The annual Analytics Impact Index measures the impact that data analytics has on an organisation’s growth and profit.

The index surveyed 300 global companies across 33 industries with a median revenue of $US330 million.

Source: Melbourne Business School and Kearney

It found that more mature participants spent 20 per cent of their data budget on improving data reliability, which allowed them to reach 83 per cent of their data accuracy and reliability objectives. In comparison, less mature participants only spent 5 per cent and could only meet 14 per cent of their objectives.

Source: Melbourne Business School and Kearney

“In the challenging times that we currently face, organisations can leverage their data assets to compete, but the extent to which they can compete is limited by the reliability of their data assets,” said Professor Ujwal Kayande, Director of the Centre for Business Analytics at Melbourne Business School.

“The increase in data volume is not so surprising as more organisations and customers connect into the internet of things and high-speed networks. Moreover, moving data into the cloud has removed the barriers that organisations previously faced in terms of being able to access and store data.

“However, more data does not necessarily mean better insights, as data reliability continues to be a major issue for organisations around the world. Organisations face challenges in being able to aggregate data across legacy systems that don’t always talk with each other. To be able to integrate and leverage data across systems requires a strong sense of the purpose of the data. Once that is addressed, organisations find it easier to integrate and leverage data, thereby resolving reliability issues.”

The index also found that investment in AI was not predictive of a company’s success.

More mature companies (Leaders/Explorers) invested a similar amount to less mature companies (Followers/Laggards), however the Leaders/Explorers had a 4-5 times higher uplift in value from AI pilot deployment and also deployed AI pilots in half the time.

Source: Melbourne Business School and Kearney

“AI for many companies is becoming an essential capability to deliver superior outcomes. However, we have seen that currently only Leaders and Explorers are effectively launching AI pilots,” said Kearney Partner Enrico Rizzon.

“What we found was that whilst the investment in AI was similar between the two groups, only the Leaders and Explorers were reaping true value from their AI pilots.

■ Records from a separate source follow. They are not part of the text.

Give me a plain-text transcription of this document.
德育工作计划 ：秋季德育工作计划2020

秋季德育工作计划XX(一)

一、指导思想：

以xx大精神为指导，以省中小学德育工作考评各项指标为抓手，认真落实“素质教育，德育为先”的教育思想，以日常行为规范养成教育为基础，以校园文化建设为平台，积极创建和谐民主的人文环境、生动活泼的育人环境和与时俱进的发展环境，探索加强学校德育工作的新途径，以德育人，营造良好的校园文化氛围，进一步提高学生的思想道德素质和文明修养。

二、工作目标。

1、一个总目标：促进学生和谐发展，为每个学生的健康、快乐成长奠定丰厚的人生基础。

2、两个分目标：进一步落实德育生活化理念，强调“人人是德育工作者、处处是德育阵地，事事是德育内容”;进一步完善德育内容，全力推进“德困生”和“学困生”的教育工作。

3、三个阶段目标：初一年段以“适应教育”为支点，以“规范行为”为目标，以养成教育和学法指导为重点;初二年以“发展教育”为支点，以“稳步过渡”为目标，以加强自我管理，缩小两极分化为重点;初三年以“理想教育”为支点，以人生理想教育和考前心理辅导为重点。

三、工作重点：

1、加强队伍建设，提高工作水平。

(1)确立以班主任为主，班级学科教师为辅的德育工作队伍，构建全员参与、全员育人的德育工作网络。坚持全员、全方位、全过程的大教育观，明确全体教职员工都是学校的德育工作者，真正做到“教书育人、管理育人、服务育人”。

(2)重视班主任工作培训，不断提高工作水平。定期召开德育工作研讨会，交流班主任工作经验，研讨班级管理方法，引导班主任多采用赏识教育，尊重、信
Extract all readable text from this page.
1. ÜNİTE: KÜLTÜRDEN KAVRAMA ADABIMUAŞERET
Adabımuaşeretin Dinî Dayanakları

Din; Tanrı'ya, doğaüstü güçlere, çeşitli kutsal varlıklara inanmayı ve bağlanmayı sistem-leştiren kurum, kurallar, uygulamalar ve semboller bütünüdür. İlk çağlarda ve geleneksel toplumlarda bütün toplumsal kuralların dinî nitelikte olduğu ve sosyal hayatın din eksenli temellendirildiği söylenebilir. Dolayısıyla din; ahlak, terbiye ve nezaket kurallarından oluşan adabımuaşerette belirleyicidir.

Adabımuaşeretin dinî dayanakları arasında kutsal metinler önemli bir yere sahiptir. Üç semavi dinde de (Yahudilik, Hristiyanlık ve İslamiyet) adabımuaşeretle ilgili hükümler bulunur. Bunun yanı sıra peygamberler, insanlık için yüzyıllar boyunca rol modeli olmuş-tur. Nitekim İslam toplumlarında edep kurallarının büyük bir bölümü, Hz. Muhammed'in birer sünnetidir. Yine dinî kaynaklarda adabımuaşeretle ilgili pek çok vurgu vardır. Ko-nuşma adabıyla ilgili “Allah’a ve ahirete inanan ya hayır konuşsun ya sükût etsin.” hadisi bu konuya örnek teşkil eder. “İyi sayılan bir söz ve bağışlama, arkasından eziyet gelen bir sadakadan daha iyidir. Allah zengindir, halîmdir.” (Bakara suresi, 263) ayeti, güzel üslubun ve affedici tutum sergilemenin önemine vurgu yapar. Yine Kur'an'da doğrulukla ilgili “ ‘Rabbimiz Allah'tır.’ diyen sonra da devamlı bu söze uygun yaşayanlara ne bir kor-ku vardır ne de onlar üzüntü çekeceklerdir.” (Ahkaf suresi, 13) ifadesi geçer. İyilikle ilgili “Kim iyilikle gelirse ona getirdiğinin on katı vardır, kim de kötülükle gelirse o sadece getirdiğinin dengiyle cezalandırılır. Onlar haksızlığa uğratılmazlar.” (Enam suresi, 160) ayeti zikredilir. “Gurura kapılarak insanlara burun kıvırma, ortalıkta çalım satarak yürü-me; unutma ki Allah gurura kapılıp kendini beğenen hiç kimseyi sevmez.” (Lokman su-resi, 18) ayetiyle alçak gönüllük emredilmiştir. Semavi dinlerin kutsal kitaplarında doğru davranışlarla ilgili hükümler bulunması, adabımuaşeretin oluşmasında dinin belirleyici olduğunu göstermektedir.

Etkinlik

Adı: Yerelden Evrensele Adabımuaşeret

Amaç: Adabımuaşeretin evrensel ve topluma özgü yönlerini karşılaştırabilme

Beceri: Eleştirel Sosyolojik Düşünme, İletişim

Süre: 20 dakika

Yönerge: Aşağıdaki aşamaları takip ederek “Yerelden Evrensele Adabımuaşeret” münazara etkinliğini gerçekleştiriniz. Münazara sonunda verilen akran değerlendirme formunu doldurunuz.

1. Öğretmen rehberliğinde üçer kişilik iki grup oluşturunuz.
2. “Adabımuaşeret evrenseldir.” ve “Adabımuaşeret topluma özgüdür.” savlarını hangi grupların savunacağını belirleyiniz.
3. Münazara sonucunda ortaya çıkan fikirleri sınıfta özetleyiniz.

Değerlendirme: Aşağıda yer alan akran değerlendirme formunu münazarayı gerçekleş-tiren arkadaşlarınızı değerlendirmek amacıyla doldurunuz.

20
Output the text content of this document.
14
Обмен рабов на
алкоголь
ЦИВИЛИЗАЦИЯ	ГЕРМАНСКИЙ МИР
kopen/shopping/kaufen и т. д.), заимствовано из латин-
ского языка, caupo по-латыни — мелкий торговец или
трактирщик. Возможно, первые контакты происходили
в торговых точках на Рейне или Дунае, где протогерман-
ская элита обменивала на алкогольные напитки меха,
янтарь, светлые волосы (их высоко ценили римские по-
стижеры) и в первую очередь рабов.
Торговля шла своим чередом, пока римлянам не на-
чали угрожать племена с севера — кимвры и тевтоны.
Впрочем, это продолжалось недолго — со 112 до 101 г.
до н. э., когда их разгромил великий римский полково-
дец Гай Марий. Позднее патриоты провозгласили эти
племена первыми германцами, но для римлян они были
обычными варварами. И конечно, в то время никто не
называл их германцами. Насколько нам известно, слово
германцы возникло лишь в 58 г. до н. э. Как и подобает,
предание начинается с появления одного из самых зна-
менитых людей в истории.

This implies that you simply can’t expect superior results just by injecting more capital into your AI program and expecting it to be successful.

“Companies need to be highly aware of other influencing factors and work on enhancing them. As an example, we found that AI pilots were successful for Leaders because of their culture of experimentation and other differentiating factors such as having leadership and buy-in from the C-suite.”

When compared to previous years’ findings, the index shows that less mature companies could potentially generate up to 81 per cent more profit if they invested more in analytical maturity.

“To compete for a customer’s business and see opportunities, an organisation needs to know what customers want and how to service those wants, which data can enable. So my expectation is that analytics is going to become more valuable to organisations, although I also expect the range of that value to increase. Some organisations will do far better, but others will do far worse,” said Professor Kayande.